Mysql性能,一两个表

I use PHP and mysql.

Let's say I have a database table with 10 000 rows. Which of the cases below it the best performance wise?

Case 1

Two tables, products and categories.

SELECT * FROM products INNER JOIN categories ON products.category_id = categories.id

Products

id
name
category_id

Categories

id
name

Case 2

One table, products, containing all the data.

SELECT * FROM products

Products

id
name
category_name

Question(s)

  • Which of these cases have the best performance?
  • Guess, would it take long to get data with 10 000 rows with a structure like it?
  • Any pitfalls with one of the cases?

From my perspective Case 1 is the "correct" way of doing it, but I will save some developing time by using Case 2. Maybe performance too?

This is too long for a comment. The first is the correct (i.e. SQLish) way of storing this data. It allows you do do the following:

  • Validate the category names as they are inserted and updated, using standard foreign key relationships.
  • Change a category name and have it affect all products.
  • Include other information about a category, such as short names, long descriptions, date added, and so on.

Performance is not the main consideration. The SQL engine takes care of performance through the use of fancy join algorithms and indexes. It does this so you can structure the data in the most sensible and maintainable way for your application.

That said, which performs better depends on a number of factors (how long the category names are, how many different names there are, how wide the product record is).
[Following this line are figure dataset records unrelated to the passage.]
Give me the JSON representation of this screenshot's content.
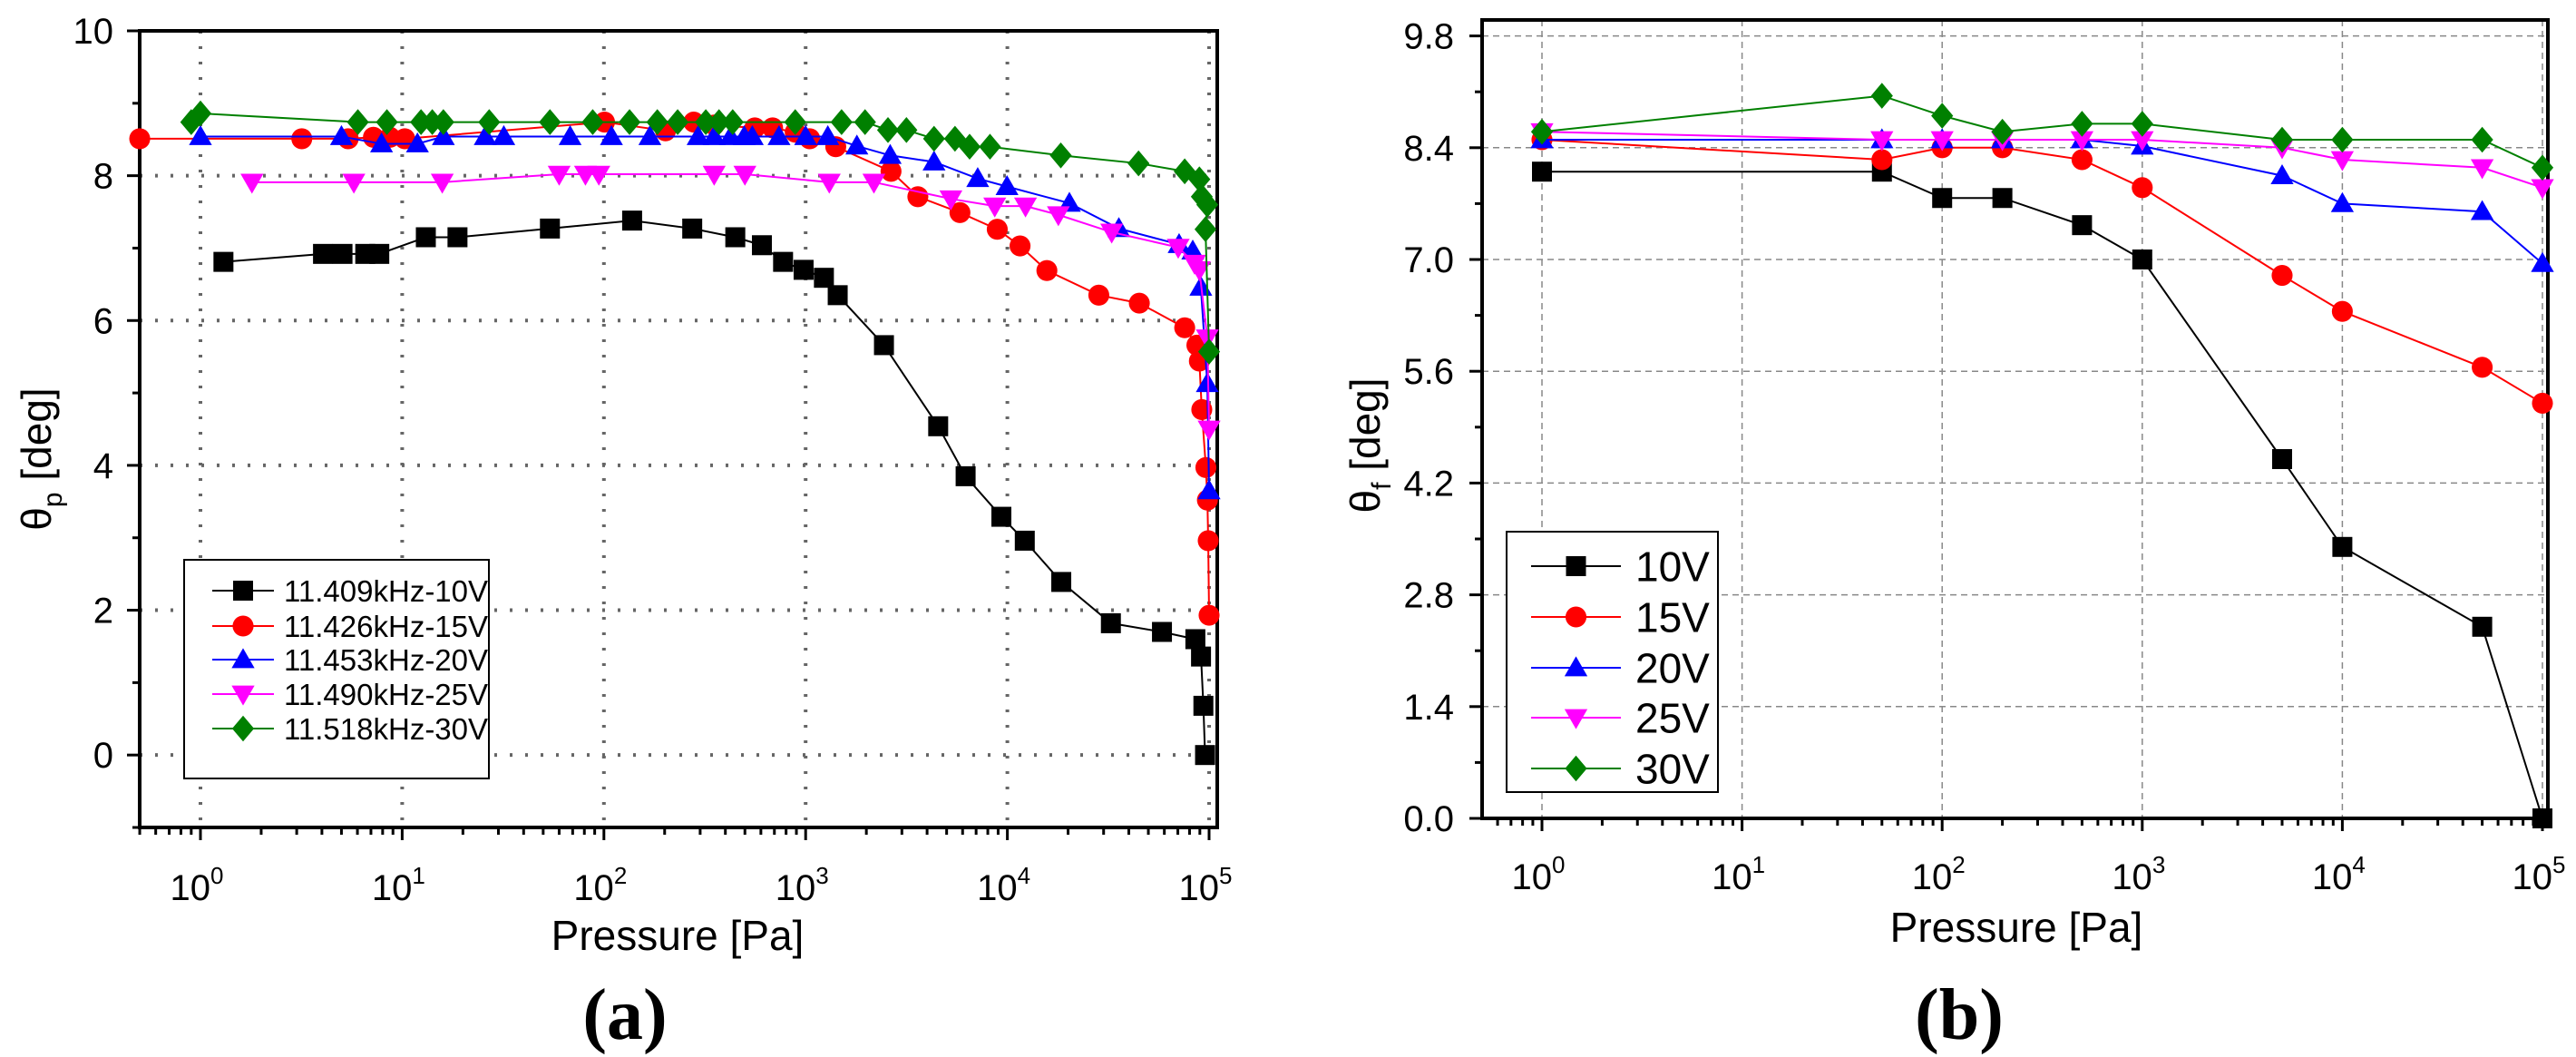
{
  "chart_data": [
    {
      "type": "line",
      "panel_label": "(a)",
      "xlabel": "Pressure [Pa]",
      "ylabel": "θp [deg]",
      "ylabel_main": "θ",
      "ylabel_sub": "p",
      "ylabel_unit": " [deg]",
      "xscale": "log",
      "xlim": [
        0.5,
        110000
      ],
      "ylim": [
        -1,
        10
      ],
      "yticks": [
        0,
        2,
        4,
        6,
        8,
        10
      ],
      "xtick_exponents": [
        0,
        1,
        2,
        3,
        4,
        5
      ],
      "xtick_base": "10",
      "grid": "dotted",
      "legend_position": "bottom-left",
      "series": [
        {
          "name": "11.409kHz-10V",
          "color": "#000000",
          "marker": "square",
          "x": [
            1.3,
            4.05,
            5.06,
            6.56,
            7.7,
            13.1,
            18.8,
            54,
            138,
            274,
            448,
            607,
            773,
            977,
            1232,
            1442,
            2445,
            4540,
            6210,
            9340,
            12200,
            18500,
            32600,
            58400,
            85500,
            91200,
            93700,
            95500
          ],
          "y": [
            6.81,
            6.92,
            6.92,
            6.92,
            6.92,
            7.15,
            7.15,
            7.27,
            7.38,
            7.27,
            7.15,
            7.04,
            6.81,
            6.7,
            6.59,
            6.35,
            5.66,
            4.54,
            3.85,
            3.29,
            2.96,
            2.39,
            1.82,
            1.7,
            1.6,
            1.36,
            0.68,
            0.0
          ]
        },
        {
          "name": "11.426kHz-15V",
          "color": "#ff0000",
          "marker": "circle",
          "x": [
            0.5,
            3.18,
            5.4,
            7.2,
            8.7,
            10.3,
            100.7,
            202,
            279,
            352,
            560,
            686,
            888,
            1048,
            1410,
            2650,
            3600,
            5820,
            8910,
            11560,
            15700,
            28400,
            45100,
            75700,
            87000,
            89500,
            92000,
            96400,
            98100,
            99000,
            100000
          ],
          "y": [
            8.51,
            8.51,
            8.51,
            8.53,
            8.53,
            8.51,
            8.74,
            8.62,
            8.74,
            8.7,
            8.66,
            8.66,
            8.6,
            8.51,
            8.4,
            8.06,
            7.71,
            7.49,
            7.26,
            7.03,
            6.69,
            6.35,
            6.24,
            5.9,
            5.66,
            5.44,
            4.77,
            3.97,
            3.52,
            2.96,
            1.93
          ]
        },
        {
          "name": "11.453kHz-20V",
          "color": "#0000ff",
          "marker": "triangle-up",
          "x": [
            1,
            5,
            7.9,
            11.9,
            16,
            25.8,
            31.9,
            68,
            109,
            169,
            293,
            352,
            424,
            496,
            544,
            738,
            1000,
            1288,
            1795,
            2625,
            4330,
            7130,
            9960,
            20300,
            35700,
            71000,
            83000,
            91000,
            98000,
            100000
          ],
          "y": [
            8.54,
            8.54,
            8.44,
            8.44,
            8.54,
            8.54,
            8.54,
            8.54,
            8.54,
            8.54,
            8.54,
            8.54,
            8.54,
            8.54,
            8.54,
            8.54,
            8.54,
            8.54,
            8.41,
            8.28,
            8.19,
            7.96,
            7.85,
            7.62,
            7.27,
            7.05,
            6.96,
            6.46,
            5.13,
            3.65
          ]
        },
        {
          "name": "11.490kHz-25V",
          "color": "#ff00ff",
          "marker": "triangle-down",
          "x": [
            1.8,
            5.76,
            15.8,
            60,
            81,
            94.4,
            352,
            500,
            1310,
            2180,
            5250,
            8660,
            12300,
            17900,
            32900,
            70300,
            84700,
            89500,
            98000,
            100000
          ],
          "y": [
            7.91,
            7.91,
            7.91,
            8.02,
            8.02,
            8.02,
            8.02,
            8.02,
            7.91,
            7.91,
            7.68,
            7.58,
            7.58,
            7.46,
            7.22,
            7.01,
            6.79,
            6.7,
            5.76,
            4.5
          ]
        },
        {
          "name": "11.518kHz-30V",
          "color": "#008000",
          "marker": "diamond",
          "x": [
            0.9,
            1.0,
            6.03,
            8.4,
            12.4,
            14.1,
            16,
            27,
            54,
            88,
            134,
            184,
            232,
            320,
            372,
            435,
            888,
            1507,
            1970,
            2560,
            3160,
            4330,
            5500,
            6500,
            8200,
            18400,
            44700,
            75700,
            89500,
            92000,
            98000,
            96000,
            100000
          ],
          "y": [
            8.74,
            8.86,
            8.74,
            8.74,
            8.74,
            8.74,
            8.74,
            8.74,
            8.74,
            8.74,
            8.74,
            8.74,
            8.74,
            8.74,
            8.74,
            8.74,
            8.74,
            8.74,
            8.74,
            8.63,
            8.63,
            8.51,
            8.51,
            8.4,
            8.4,
            8.28,
            8.17,
            8.06,
            7.95,
            7.71,
            7.6,
            7.26,
            5.57
          ]
        }
      ]
    },
    {
      "type": "line",
      "panel_label": "(b)",
      "xlabel": "Pressure [Pa]",
      "ylabel": "θf [deg]",
      "ylabel_main": "θ",
      "ylabel_sub": "f",
      "ylabel_unit": " [deg]",
      "xscale": "log",
      "xlim": [
        0.5,
        110000
      ],
      "ylim": [
        0,
        10
      ],
      "yticks": [
        "0.0",
        "1.4",
        "2.8",
        "4.2",
        "5.6",
        "7.0",
        "8.4",
        "9.8"
      ],
      "xtick_exponents": [
        0,
        1,
        2,
        3,
        4,
        5
      ],
      "xtick_base": "10",
      "grid": "dashed",
      "legend_position": "bottom-left",
      "x": [
        1,
        50,
        100,
        200,
        500,
        1000,
        5000,
        10000,
        50000,
        100000
      ],
      "series": [
        {
          "name": "10V",
          "color": "#000000",
          "marker": "square",
          "y": [
            8.1,
            8.1,
            7.77,
            7.77,
            7.43,
            7.0,
            4.5,
            3.4,
            2.4,
            0.0
          ]
        },
        {
          "name": "15V",
          "color": "#ff0000",
          "marker": "circle",
          "y": [
            8.5,
            8.25,
            8.4,
            8.4,
            8.25,
            7.9,
            6.8,
            6.35,
            5.65,
            5.2
          ]
        },
        {
          "name": "20V",
          "color": "#0000ff",
          "marker": "triangle-up",
          "y": [
            8.5,
            8.5,
            8.5,
            8.5,
            8.5,
            8.42,
            8.05,
            7.7,
            7.6,
            6.95
          ]
        },
        {
          "name": "25V",
          "color": "#ff00ff",
          "marker": "triangle-down",
          "y": [
            8.6,
            8.5,
            8.5,
            8.5,
            8.5,
            8.5,
            8.4,
            8.25,
            8.15,
            7.9
          ]
        },
        {
          "name": "30V",
          "color": "#008000",
          "marker": "diamond",
          "y": [
            8.6,
            9.05,
            8.8,
            8.6,
            8.7,
            8.7,
            8.5,
            8.5,
            8.5,
            8.15
          ]
        }
      ]
    }
  ]
}
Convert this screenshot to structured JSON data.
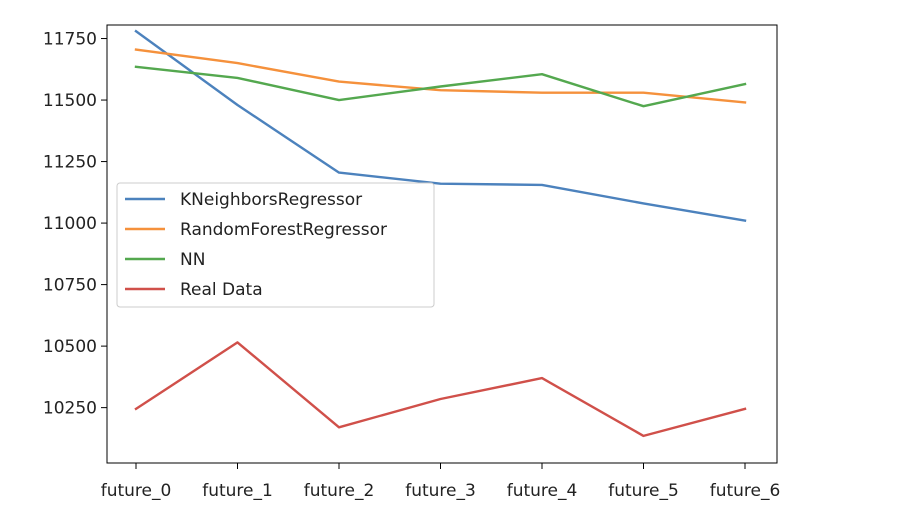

Differences in performance between the two scenarios are probably not at all important in getting an application to work optimally.

Case 1 is better than 2 because if you would implement case 2 you would end up with double data. By double data I mean that you would have multiple times the same value in the "category_name" field. This is bad for two reasons, first because it will slow down performance because of too many, unnecessary data (double data). The second reason is because of efficiency. Suppose you would like to change a category name like drinks to drink it would take way more time in the 2nd case than in the 1st case. So to answer your first question, case 1 is the way to do it.

And as you can imagine by reading my answer to question one case 1 is faster than case 2 because case 2 has unnecessary data.

And your last question, like I explained in my answer of question one, one pitfall of case 2 is is you would like to change a category name you would end up with way more work than in case 1. Case 1 has by my knowledge no pitfalls.

I think the question id database design centric.

Now answer to your questions:

  1. Which case will give the best performance?

    Answer - Case 1.

    Why?

    • It is following the basic SQL rule of Normalization which will help you in longer run.If in future you have more than 10,000 rows then it will be tedious to handle it in the single table with redundant data.
    • If you do indexing over the key columns, it will help you in executing join queries faster over large number of rows.
    • Two separate tables will help you in reducing data redundancy.

    Why not case 2?

    There will be violation of the Normalization rule with the single table.Your example shows it that with the single table it will violate these rule.

  2. Will it take long to get 10,000 rows with a structure like it?

    With case 1: It will take a bit long time than the Case 2 as there will be join queries involved.But this time will be negligible and can be reduced by using indexing as well.

    With case 2: It will take bit less time than the Case 1 but it's performance may lack due to redundant data or as when the number of records will grow.

  3. Possible pitfalls?

    With case 1 -

    • You may end up writing complex join queries for some difficult scenario.

    With case 2 -

    • Data redundancy / duplication
    • Low performance in longer run
    • Poor readability

Hope this help you.